大三島側の前線、韋駄天小早の舳先では、安成が奥歯を噛み締めていた。
「越智様、敵は休む間もなく、この宮浦を三方から包囲する構えです!」
伝令の悲痛な叫びが響く。
「何て数の軍勢だ……! 敵は警戒して狭い瀬戸へは突入してこない。外からの包囲、そして波状攻撃か……」
「安成様……我らに策をお示しください。皆、安成様を信じております」
鶴姫が不安を微塵も感じさせない瞳で、安成を真っ直ぐと見つめる。
安成は激しく燃える敵船の残骸を踏み越え、遥か北方沖合を睨みつけた。
「先陣は退かせたが……因島と能島は、まだ動かないか……」
「 奴ら、沖で高みの見物決め込んでやがる! 俺たちがここで潰れたら、そのまま大内に寝返る気じゃ!」
権左の怒号に、隣の船から身を乗り出した庄助が、顔を真っ赤にして応じる。
「くそっ! あいつら臆病風に吹かれやがって!」
安成はもどかしさに拳を血が滲むほど握り締めた。
彼らは大内の圧倒的な軍勢を前に一族を守るため、様子見をしているのだ。だが、逆に言えば、この絶望的な状況から大内の本陣を脅かすほどの戦果を示せば、あの重い腰を上げさせ、その強大な戦力をこちらへ引き込めるはずだった。

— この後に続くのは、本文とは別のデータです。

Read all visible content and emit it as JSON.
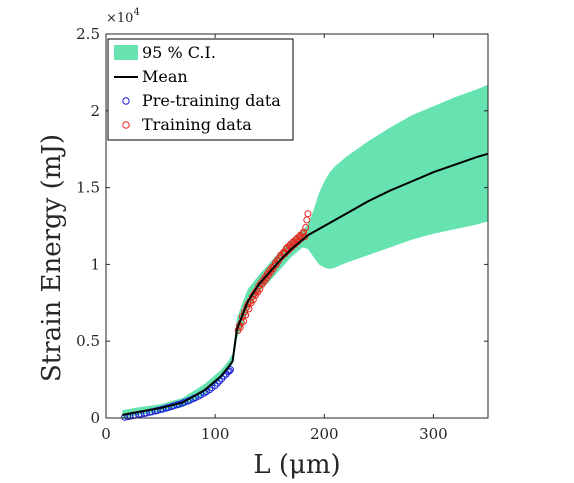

「彼らの尻を叩くには、ここで我らが圧倒的な優勢を示すしかありません。敵の包囲網が完成する前に、中央を強行突破し、総大将、陶隆房へ切り込みます。」
「越智様、それじゃ、ひと揉みに潰されちまう!!」
権左が叫ぶ。
「韋駄天小早の部隊は、直ちに北側から包囲を抜けて下さい。そして一撃離脱を繰り返し、何とか大内の軍勢を釣り出すのです。陣形が崩れればこちらにも勝機がうまれます!」
(あとは潮目が変わるのを待つしかない……)
「わかりました、越智様の策、必ずや成し遂げてみせよう。できるよなぁ!野郎ども!」
冷静な喜平がいつになく荒い言葉で鼓舞し、覚悟を決める。
「……鶴、このままでは防戦一方ではジリ貧になります。仕掛けましょう」
陣代として前線に立つ彼女へ向けた安成の言葉に、鶴姫は紅い衣を強く翻して力強く頷いた。